Abstract:
OBJECTIVE To address the issue of recommending traditional Chinese medicine (TCM) prescriptions in specific fields, and to fully utilize the clinical records of lung cancer from TCM experts to automatically generate prescriptions, providing reference for the study of medication rules and TCM clinical decision-making assistance.
METHODS A TCM prescription recommendation algorithm was designed using the strong generative capabilities of large language models. This algorithm transformed clinical manifestations, standardized tongue diagnosis, and pulse diagnosis into TCM prescriptions through a large model, thereby converting the task of TCM prescription recommendation into a text generation task. The CHATGLM3 model, based on the GLM structure, was used to enhance the understanding of lung cancer cases and learn the intrinsic experiential knowledge of TCM experts in treating lung cancer, thereby improving the prescription generation effectiveness of the model. This was compared with traditional generative models.
RESULTS The study demonstrated that integrating TCM knowledge from lung cancer cases into large language models effectively improved the model's prescription generation capabilities. Particularly in generating commonly used core medications by TCM experts, the model showed a high tendency and provided rich and valuable reference information. The lung cancer TCM prescription recommendation model achieved 64.62% in BLEU, 55.78% in ROUGE, and 47.39% in METEOR scores. It also achieved accuracies of 67.79%, 63.66%, 56.76%, and 51.93% in the top 5, 10, 15, and 20 TCM prescriptions, respectively, outperforming the baseline model.

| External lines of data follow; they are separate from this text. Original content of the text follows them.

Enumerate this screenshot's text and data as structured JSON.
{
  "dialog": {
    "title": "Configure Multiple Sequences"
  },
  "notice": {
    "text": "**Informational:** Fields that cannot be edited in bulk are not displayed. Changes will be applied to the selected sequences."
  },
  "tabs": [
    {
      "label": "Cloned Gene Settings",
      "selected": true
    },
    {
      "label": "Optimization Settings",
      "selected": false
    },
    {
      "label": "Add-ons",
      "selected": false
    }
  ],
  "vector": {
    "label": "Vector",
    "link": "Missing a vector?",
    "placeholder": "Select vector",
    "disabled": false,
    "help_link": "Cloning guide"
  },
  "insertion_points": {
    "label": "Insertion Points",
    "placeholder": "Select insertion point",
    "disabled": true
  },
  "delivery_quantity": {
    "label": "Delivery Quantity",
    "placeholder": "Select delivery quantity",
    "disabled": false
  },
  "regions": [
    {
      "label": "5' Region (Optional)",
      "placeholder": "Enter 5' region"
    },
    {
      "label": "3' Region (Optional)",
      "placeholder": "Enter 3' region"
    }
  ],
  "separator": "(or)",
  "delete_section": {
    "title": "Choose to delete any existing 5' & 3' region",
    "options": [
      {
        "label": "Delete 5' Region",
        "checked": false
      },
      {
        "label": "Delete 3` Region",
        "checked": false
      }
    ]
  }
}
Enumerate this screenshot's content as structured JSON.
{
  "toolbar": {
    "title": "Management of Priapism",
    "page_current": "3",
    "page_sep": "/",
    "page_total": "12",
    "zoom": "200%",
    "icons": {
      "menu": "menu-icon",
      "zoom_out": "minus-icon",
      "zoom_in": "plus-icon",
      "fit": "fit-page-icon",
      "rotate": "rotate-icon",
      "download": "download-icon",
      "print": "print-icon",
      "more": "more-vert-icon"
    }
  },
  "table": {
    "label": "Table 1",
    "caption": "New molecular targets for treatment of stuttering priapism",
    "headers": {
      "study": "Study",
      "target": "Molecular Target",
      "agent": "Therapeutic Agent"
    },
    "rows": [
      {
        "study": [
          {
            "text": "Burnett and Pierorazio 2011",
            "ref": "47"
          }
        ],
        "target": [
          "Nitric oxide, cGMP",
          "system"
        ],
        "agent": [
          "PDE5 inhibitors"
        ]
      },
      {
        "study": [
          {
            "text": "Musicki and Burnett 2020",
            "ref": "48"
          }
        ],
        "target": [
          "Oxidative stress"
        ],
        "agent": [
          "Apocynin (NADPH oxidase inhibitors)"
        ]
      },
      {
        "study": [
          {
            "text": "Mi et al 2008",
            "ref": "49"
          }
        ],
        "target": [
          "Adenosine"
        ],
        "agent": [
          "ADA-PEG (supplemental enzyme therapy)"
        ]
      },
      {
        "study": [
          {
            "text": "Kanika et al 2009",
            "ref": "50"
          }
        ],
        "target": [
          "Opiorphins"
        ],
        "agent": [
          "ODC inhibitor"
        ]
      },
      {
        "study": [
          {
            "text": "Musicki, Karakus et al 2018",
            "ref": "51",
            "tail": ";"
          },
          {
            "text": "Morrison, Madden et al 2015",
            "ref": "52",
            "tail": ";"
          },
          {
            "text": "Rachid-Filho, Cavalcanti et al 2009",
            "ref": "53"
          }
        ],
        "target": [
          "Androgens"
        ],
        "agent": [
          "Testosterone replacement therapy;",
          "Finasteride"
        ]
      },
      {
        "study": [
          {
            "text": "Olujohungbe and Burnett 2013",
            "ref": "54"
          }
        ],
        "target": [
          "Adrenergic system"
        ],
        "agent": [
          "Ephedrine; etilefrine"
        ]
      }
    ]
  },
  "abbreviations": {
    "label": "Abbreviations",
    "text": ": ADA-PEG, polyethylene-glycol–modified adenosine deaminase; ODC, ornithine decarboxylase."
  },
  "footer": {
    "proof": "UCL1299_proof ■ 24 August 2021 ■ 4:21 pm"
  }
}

CONCLUSION The lung cancer TCM prescription recommendation model presented in this paper achieves better prescription generation results compared to traditional generative models. It demonstrates the model's ability to learn knowledge about lung cancer diagnosis and treatment from cases, thereby generating TCM prescriptions that align with TCM treatment principles. This also provides a potential direction for future assistance in clinical decision-making.